L’ONU peut servir de cible politique à Washington, mais à New York, les maires la voient souvent autrement : comme une institution prestigieuse et un important employeur local. Il y a dix ans, une étude d’impact économique de la ville estimait que la présence de l’ONU générait 3,7 milliards de dollars d’activité économique annuelle et faisait travailler 25 000 personnes.

En février, Mamdani a remplacé la commissaire municipale aux affaires internationales, Aissata M.B. Camara, par Ana María Archila, qui a notamment dirigé le Working Families Party et l’organisation de défense des droits des immigrés Make the Road New York.

Archila a accompagné le maire lors de sa rencontre de mardi avec Guterres.
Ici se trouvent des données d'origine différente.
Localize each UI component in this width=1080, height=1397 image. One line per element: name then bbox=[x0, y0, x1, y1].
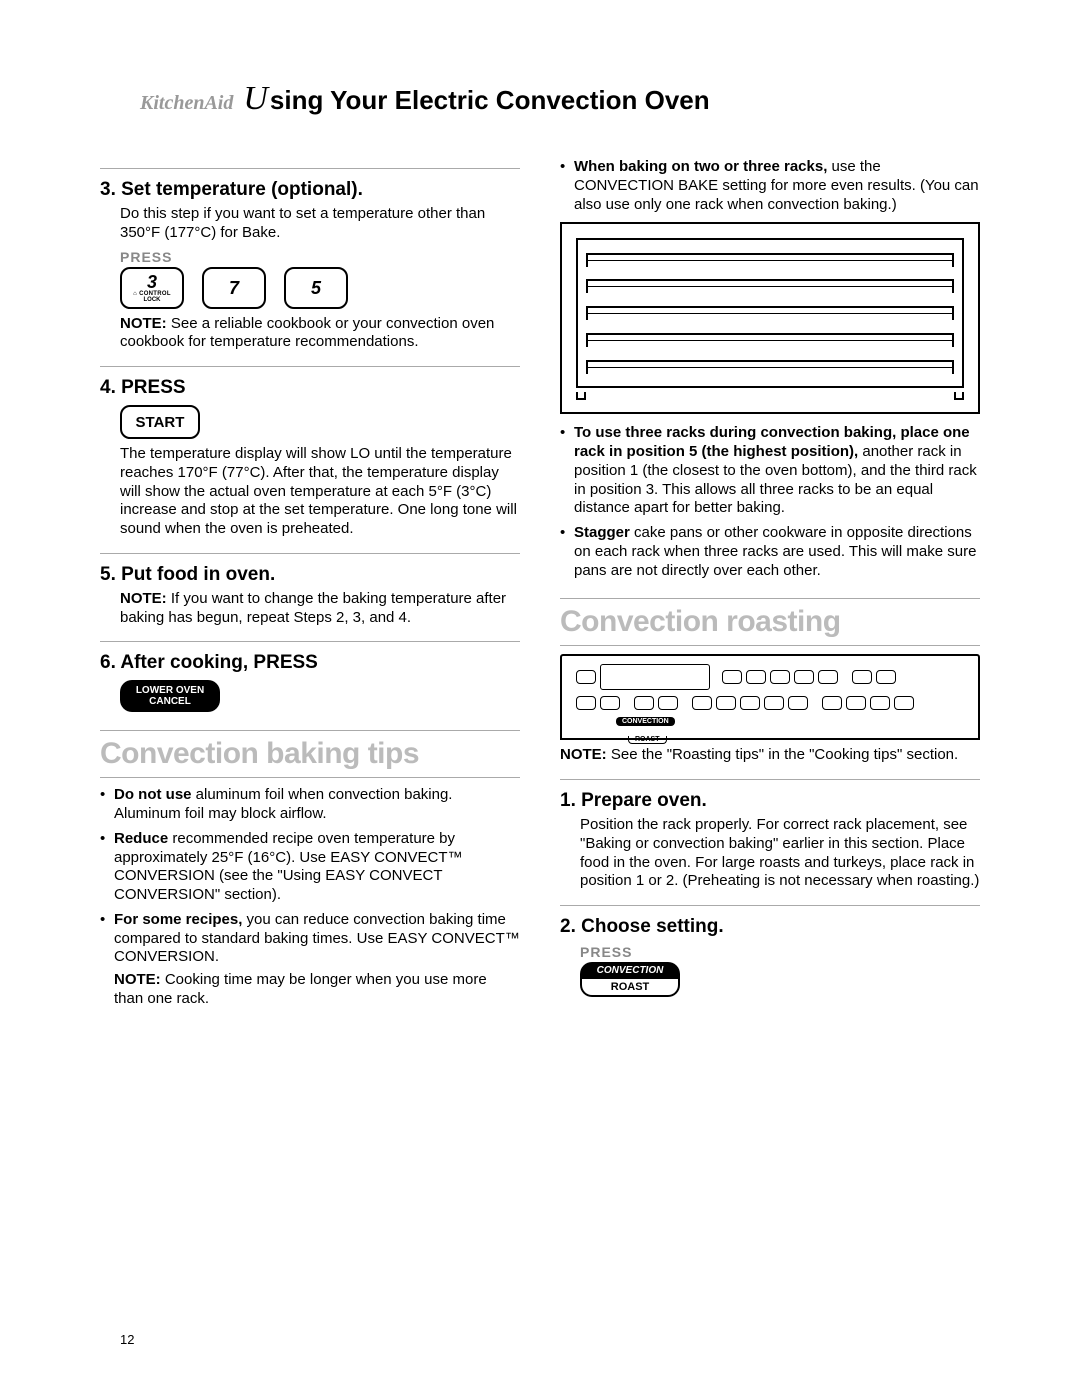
right-column: When baking on two or three racks, use t… bbox=[560, 154, 980, 1015]
baking-tips-title: Convection baking tips bbox=[100, 730, 520, 778]
bullet-item: To use three racks during convection bak… bbox=[560, 424, 980, 518]
step6-heading: 6. After cooking, PRESS bbox=[100, 641, 520, 674]
roast-step1-heading: 1. Prepare oven. bbox=[560, 779, 980, 812]
tips-note-text: Cooking time may be longer when you use … bbox=[114, 971, 487, 1007]
right-bullets-mid: To use three racks during convection bak… bbox=[560, 424, 980, 580]
roast-note: NOTE: See the "Roasting tips" in the "Co… bbox=[560, 746, 980, 765]
title-rest: sing Your Electric Convection Oven bbox=[270, 85, 710, 116]
lower-oven-cancel-button[interactable]: LOWER OVEN CANCEL bbox=[120, 680, 220, 712]
control-panel-diagram: CONVECTION ROAST bbox=[560, 654, 980, 740]
panel-roast-label: ROAST bbox=[628, 736, 667, 744]
step3-heading: 3. Set temperature (optional). bbox=[100, 168, 520, 201]
tip-bold: For some recipes, bbox=[114, 911, 242, 928]
keypad-5-button[interactable]: 5 bbox=[284, 267, 348, 309]
right-bullets-top: When baking on two or three racks, use t… bbox=[560, 158, 980, 214]
lower-oven-cancel-line1: LOWER OVEN bbox=[136, 685, 204, 696]
step4-heading: 4. PRESS bbox=[100, 366, 520, 399]
step3-note: NOTE: See a reliable cookbook or your co… bbox=[120, 315, 520, 353]
page-number: 12 bbox=[120, 1332, 134, 1347]
oven-racks-diagram bbox=[560, 222, 980, 414]
roasting-title: Convection roasting bbox=[560, 598, 980, 646]
convection-roast-button[interactable]: CONVECTION ROAST bbox=[580, 962, 680, 997]
roast-note-text: See the "Roasting tips" in the "Cooking … bbox=[611, 746, 958, 763]
step5-note: NOTE: If you want to change the baking t… bbox=[120, 590, 520, 628]
panel-convection-label: CONVECTION bbox=[616, 717, 675, 726]
lower-oven-cancel-line2: CANCEL bbox=[149, 696, 191, 707]
step5-note-text: If you want to change the baking tempera… bbox=[120, 590, 506, 626]
tip-bold: Do not use bbox=[114, 786, 192, 803]
step5-heading: 5. Put food in oven. bbox=[100, 553, 520, 586]
tip-item: Reduce recommended recipe oven temperatu… bbox=[100, 830, 520, 905]
left-column: 3. Set temperature (optional). Do this s… bbox=[100, 154, 520, 1015]
convection-roast-top: CONVECTION bbox=[580, 962, 680, 979]
oven-rack bbox=[586, 360, 954, 374]
tip-item: For some recipes, you can reduce convect… bbox=[100, 911, 520, 1009]
oven-rack bbox=[586, 306, 954, 320]
bullet-item: Stagger cake pans or other cookware in o… bbox=[560, 524, 980, 580]
tip-bold: Reduce bbox=[114, 830, 168, 847]
baking-tips-list: Do not use aluminum foil when convection… bbox=[100, 786, 520, 1008]
roast-step2-press-label: PRESS bbox=[580, 944, 980, 960]
page-title: KitchenAid U sing Your Electric Convecti… bbox=[140, 80, 980, 118]
convection-roast-bot: ROAST bbox=[580, 979, 680, 997]
bullet-bold: When baking on two or three racks, bbox=[574, 158, 827, 175]
roast-step1-text: Position the rack properly. For correct … bbox=[580, 816, 980, 891]
step3-note-text: See a reliable cookbook or your convecti… bbox=[120, 315, 494, 351]
step3-text: Do this step if you want to set a temper… bbox=[120, 205, 520, 243]
keypad-3-button[interactable]: 3 ⌂ CONTROL LOCK bbox=[120, 267, 184, 309]
start-button[interactable]: START bbox=[120, 405, 200, 439]
bullet-bold: Stagger bbox=[574, 524, 630, 541]
keypad-7-button[interactable]: 7 bbox=[202, 267, 266, 309]
keypad-3-main: 3 bbox=[147, 273, 157, 291]
step3-press-label: PRESS bbox=[120, 249, 520, 265]
step3-button-row: 3 ⌂ CONTROL LOCK 7 5 bbox=[120, 267, 520, 309]
tips-note: NOTE: Cooking time may be longer when yo… bbox=[114, 971, 520, 1009]
tip-item: Do not use aluminum foil when convection… bbox=[100, 786, 520, 824]
oven-rack bbox=[586, 279, 954, 293]
roast-step2-heading: 2. Choose setting. bbox=[560, 905, 980, 938]
brand-logo: KitchenAid bbox=[140, 92, 233, 115]
bullet-rest: cake pans or other cookware in opposite … bbox=[574, 524, 976, 579]
oven-rack bbox=[586, 253, 954, 267]
title-dropcap: U bbox=[243, 80, 268, 118]
step4-text: The temperature display will show LO unt… bbox=[120, 445, 520, 539]
bullet-item: When baking on two or three racks, use t… bbox=[560, 158, 980, 214]
keypad-3-sub2: LOCK bbox=[144, 297, 161, 303]
oven-rack bbox=[586, 333, 954, 347]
Selon elle, Mamdani a passé toute la conversation à proposer son aide à l’ONU, et les deux hommes lui ont paru animés du même esprit.

« Il y a évidemment le contraste avec le gouvernement fédéral », a-t-elle expliqué. « Certains problèmes, leur origine, n’est pas sous notre contrôle. Quand les États puissants ne versent pas leur part, cela crée une crise financière inévitable. »

Peu de chances de voir l’ONU déménager demain matin

Pour l’instant, un départ complet de l’ONU hors de New York semble peu probable.

Joe Borelli, ancien conseiller municipal républicain et membre du conseil d’administration de la corporation, a résumé la situation avec la sobriété qu’on attend rarement d’une institution multilatérale : il faut, selon lui, 190 pays pour changer une ampoule à l’ONU.

« L’idée qu’elle va faire ses cartons pour un autre pays l’an prochain est aussi improbable que la paix mondiale », a-t-il déclaré.

Mamdani a aussi nommé Emerita Torres, députée démocrate du Bronx et ancienne diplomate, à la tête de la corporation de développement.

Torres remplace George Klein, promoteur immobilier qui siégeait au conseil d’administration depuis 54 ans. Nommé d’abord par le gouverneur Nelson Rockefeller, puis reconduit par le maire Rudy Giuliani et par tous les maires suivants, Klein a quitté ses fonctions en décembre.

Lors de la première réunion plénière du conseil depuis son départ, les membres ont rendu hommage à Klein, venu dans la salle de conférence du côté Est pour prononcer un discours d’adieu. Klein a raconté avoir parlé à Torres plus tôt dans la semaine et lui avoir donné un conseil essentiel : « reste loin de la presse ».

À peine la phrase prononcée, un membre du personnel a cru utile de rappeler qu’un journaliste se trouvait dans la salle. Manifestement, l’instruction avait été entendue, sinon suivie.